「生きる」を考える

訳もなく生まれたから、その訳を考えるしかない。

言葉なんて何の価値もない

考えるよりまず行動しろ。


と誰かが言う。そこにはこんな意味が含まれている。


「ただ頭の中で机上の空論を並べているくらいなら、行動して経験した方がよっぽど為になる。」


世の中の人の大半は、考えるということを思い悩むことだと思っている。そのせいか、考えることは経験よりも劣っているととられる。


もちろん、もし反芻思考のように同じことをいったりきたりただ思い悩んでいるのでは、行動した方が余程ためになるかもしれない。



けれどもそれは重い悩んでいる場合だ。悩みとは、例えば恋人がいないだとか仕事がうまくいかないといったことをグジグジ悩み続けるということだ。それらは全て、その気になれば努力によってどうとでもなることとわかっていながら、その発想の転換を敢えてせずにそこに好んで留まり自分を慰める行為が悩むということである。


悩みは何一つ人を前進させない。そればかりか、人を極端に狭く弱い人間にする。


だが、一歩そこから「なぜこれほど思い悩む必要があるのか」ということを考えていくと、現実認識が改まってくる。


とは言え、妄想と偏見で歪んだ現実認識を改めるのは一朝一夕とはいかない。


例えば、「恋人なし=魅力のない人間」というような図式を刷り込まれている人は、その呪いを解くために、「なぜ恋愛をする必要があるのか」といったことをひたすらに真摯に考えていく必要がある。



もしそれらが面倒だと思うのなら、いつまでもその誰かの呪いの言葉に取り憑かれたまま、本当に魅力のない人になっていくだけである。

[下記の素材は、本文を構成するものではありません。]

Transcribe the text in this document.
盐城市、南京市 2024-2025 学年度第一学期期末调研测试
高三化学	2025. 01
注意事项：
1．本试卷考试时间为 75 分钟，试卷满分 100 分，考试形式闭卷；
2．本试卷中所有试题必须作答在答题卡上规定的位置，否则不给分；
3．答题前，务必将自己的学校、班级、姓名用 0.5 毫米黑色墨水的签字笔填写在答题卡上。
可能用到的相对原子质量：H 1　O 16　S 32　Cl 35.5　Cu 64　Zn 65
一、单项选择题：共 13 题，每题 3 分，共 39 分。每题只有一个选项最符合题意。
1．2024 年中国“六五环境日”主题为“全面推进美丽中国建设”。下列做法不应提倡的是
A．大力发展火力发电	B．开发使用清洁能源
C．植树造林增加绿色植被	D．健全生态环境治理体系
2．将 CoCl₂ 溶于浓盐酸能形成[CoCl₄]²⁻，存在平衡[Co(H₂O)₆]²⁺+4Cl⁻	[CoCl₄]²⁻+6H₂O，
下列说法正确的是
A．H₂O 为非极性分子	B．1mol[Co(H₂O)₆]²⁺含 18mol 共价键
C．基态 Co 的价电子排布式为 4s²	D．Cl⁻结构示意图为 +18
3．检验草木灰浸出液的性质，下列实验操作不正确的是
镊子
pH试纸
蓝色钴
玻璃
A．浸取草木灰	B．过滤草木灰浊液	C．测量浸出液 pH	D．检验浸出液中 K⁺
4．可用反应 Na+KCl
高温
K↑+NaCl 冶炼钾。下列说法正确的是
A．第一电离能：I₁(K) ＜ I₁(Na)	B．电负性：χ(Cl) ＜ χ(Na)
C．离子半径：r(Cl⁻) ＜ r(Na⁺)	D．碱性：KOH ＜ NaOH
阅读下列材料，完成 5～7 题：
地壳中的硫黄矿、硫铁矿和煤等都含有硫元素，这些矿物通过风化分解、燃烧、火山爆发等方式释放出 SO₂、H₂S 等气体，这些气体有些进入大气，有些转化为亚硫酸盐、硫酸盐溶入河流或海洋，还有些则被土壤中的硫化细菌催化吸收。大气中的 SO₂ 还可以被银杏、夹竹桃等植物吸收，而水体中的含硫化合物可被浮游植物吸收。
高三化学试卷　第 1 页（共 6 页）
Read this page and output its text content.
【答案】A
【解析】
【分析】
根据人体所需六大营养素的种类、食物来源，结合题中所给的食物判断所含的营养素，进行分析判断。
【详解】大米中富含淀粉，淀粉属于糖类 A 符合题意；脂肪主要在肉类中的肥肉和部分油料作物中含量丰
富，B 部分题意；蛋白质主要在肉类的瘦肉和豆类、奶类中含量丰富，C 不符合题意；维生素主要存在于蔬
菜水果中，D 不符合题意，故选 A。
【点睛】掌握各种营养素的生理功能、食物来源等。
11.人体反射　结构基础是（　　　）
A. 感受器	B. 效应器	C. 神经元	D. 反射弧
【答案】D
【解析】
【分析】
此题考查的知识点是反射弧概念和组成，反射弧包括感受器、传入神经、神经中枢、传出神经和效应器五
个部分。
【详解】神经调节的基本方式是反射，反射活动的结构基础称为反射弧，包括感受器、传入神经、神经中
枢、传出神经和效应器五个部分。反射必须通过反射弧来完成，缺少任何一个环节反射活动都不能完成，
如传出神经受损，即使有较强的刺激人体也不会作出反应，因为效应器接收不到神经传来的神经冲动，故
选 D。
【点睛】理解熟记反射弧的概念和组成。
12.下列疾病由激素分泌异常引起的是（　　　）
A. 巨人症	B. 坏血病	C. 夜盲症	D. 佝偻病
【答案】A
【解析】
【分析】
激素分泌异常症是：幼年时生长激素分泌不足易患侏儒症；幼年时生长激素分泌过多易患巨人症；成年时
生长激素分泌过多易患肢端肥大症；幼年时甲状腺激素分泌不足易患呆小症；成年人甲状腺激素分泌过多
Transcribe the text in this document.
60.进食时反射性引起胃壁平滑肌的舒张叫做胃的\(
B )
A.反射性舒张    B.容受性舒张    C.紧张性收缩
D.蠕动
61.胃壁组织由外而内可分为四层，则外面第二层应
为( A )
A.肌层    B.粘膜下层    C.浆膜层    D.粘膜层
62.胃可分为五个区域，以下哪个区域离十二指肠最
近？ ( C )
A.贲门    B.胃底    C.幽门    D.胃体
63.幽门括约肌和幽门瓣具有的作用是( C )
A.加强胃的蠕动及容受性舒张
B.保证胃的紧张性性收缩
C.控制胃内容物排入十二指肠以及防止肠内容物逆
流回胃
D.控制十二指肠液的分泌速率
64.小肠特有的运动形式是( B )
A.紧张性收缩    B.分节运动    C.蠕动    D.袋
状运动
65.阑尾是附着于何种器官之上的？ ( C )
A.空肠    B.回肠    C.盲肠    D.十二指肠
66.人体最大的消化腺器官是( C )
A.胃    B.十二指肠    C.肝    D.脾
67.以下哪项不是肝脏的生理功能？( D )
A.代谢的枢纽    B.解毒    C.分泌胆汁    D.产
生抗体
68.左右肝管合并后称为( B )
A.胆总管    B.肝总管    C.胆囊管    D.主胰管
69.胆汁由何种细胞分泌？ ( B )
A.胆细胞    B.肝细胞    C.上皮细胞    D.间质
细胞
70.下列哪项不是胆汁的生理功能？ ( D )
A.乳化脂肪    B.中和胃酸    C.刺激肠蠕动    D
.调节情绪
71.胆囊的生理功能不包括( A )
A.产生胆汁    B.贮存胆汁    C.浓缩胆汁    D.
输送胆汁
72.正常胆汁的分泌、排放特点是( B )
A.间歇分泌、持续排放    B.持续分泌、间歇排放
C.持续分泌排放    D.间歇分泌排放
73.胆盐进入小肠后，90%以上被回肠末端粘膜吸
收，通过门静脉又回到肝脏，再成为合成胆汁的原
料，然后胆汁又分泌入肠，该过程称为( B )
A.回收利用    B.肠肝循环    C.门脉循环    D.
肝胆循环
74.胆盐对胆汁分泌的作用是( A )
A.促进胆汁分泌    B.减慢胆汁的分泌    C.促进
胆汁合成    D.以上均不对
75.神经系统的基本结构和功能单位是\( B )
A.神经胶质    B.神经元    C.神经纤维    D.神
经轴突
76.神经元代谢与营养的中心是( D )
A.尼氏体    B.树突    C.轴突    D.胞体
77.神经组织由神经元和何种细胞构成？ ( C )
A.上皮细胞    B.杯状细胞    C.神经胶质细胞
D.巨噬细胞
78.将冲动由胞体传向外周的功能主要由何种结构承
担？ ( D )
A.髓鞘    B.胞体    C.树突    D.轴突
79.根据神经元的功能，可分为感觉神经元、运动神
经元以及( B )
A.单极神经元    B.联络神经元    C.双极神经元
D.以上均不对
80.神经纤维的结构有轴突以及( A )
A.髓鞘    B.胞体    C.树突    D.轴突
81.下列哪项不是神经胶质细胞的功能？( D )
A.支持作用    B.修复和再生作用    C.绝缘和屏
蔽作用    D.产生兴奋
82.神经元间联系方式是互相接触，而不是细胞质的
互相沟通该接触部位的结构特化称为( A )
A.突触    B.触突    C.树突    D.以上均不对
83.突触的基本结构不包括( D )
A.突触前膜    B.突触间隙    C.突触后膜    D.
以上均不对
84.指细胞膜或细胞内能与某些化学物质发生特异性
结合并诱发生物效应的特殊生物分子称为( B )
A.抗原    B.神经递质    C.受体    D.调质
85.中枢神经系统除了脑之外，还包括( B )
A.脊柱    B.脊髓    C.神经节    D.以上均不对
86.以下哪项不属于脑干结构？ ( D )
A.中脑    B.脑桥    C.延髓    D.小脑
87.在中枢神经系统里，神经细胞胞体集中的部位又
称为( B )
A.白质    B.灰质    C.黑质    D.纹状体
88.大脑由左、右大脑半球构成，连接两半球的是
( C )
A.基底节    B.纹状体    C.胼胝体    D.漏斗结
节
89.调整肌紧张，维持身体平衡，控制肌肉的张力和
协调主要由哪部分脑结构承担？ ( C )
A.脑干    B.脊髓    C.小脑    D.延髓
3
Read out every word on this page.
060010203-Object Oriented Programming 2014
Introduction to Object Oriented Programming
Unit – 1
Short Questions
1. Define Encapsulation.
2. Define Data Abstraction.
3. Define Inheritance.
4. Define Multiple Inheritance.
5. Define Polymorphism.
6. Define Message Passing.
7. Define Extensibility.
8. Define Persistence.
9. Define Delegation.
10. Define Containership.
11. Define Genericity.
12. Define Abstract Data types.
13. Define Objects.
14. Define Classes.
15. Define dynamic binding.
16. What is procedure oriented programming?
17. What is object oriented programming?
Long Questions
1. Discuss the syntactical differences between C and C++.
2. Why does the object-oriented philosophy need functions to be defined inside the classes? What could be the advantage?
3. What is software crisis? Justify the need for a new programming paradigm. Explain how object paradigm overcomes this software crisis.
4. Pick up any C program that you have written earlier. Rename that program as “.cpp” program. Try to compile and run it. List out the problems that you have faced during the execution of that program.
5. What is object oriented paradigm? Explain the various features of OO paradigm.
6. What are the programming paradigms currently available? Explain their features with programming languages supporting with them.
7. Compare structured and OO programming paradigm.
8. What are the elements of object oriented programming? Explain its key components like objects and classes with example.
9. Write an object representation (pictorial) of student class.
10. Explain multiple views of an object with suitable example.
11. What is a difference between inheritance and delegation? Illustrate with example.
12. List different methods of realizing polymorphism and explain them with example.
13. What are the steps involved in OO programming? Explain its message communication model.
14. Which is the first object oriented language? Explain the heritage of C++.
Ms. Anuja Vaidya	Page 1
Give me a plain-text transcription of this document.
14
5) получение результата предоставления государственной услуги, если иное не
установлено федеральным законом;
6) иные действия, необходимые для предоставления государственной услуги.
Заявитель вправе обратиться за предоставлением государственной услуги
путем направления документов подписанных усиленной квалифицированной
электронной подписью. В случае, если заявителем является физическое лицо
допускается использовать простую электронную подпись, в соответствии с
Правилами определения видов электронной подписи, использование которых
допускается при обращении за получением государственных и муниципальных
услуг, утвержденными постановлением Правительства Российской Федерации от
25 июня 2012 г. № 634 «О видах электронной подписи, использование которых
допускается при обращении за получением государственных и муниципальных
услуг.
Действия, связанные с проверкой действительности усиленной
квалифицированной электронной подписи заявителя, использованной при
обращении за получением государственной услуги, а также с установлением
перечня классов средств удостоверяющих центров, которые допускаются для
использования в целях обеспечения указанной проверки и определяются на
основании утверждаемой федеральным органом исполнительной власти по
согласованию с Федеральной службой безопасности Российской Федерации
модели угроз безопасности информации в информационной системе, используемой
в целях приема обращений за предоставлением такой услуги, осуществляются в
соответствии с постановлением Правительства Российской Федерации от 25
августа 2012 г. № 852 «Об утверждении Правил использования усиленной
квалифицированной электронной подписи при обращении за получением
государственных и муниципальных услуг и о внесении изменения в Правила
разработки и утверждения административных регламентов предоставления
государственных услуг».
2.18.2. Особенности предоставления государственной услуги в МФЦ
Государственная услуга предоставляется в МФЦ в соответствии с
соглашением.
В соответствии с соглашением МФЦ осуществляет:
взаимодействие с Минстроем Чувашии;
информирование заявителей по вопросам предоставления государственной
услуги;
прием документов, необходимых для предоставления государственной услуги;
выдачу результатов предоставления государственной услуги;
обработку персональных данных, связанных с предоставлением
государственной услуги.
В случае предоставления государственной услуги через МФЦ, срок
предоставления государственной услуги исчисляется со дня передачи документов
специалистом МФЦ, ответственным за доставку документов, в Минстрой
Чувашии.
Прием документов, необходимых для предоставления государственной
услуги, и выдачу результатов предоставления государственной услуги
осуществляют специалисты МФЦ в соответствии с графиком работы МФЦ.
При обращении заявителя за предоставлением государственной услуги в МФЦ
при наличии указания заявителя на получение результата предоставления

仮に恋人ができたとしても、今度はできていない人間をどこかで見下すような、勘違いを今後も塗り重ねていくという未来が待っている。


そんな明らかに正しくない現実認識のまま生きていくことを心の底から望む人などいるだろうか。



こう言い換えよう。



正しくない生き方をしたいと思う人がいるだろうか。



どんな悪人であっても、どんな悪事を行う人であっても、彼らはその行為を正しいことだと思うから行なっている。



もし正しいと思えなければ人は実行しない。悪いと思ったけれどもそうするしかなかったから実行したのであれば、それはそうするべきだと思ったからで、そうすることが正しいと判断したからだ。


ならば、誰もが自分の行っていることを正しいと思い行なっていることになる。



だから、どれだけ思い込みに満ちた生き方をしていようが、当の本人がそれが正しいと思ってしまえば、それまでなのである。そしてそんな人間が、どれほど世の中でふんぞりかえって我が物顔で弁舌を振るっていることだろう。




考えることは現実の正しい認識である。机上の空論はまさしく思い込みに満ちた行動そのものである。それは極論にしても、正しい現実認識なくして行動ばかり先行させるのは如何なものだろうか。


経験もまた、感じた情報を咀嚼し考えることによって獲得された知識だというのに。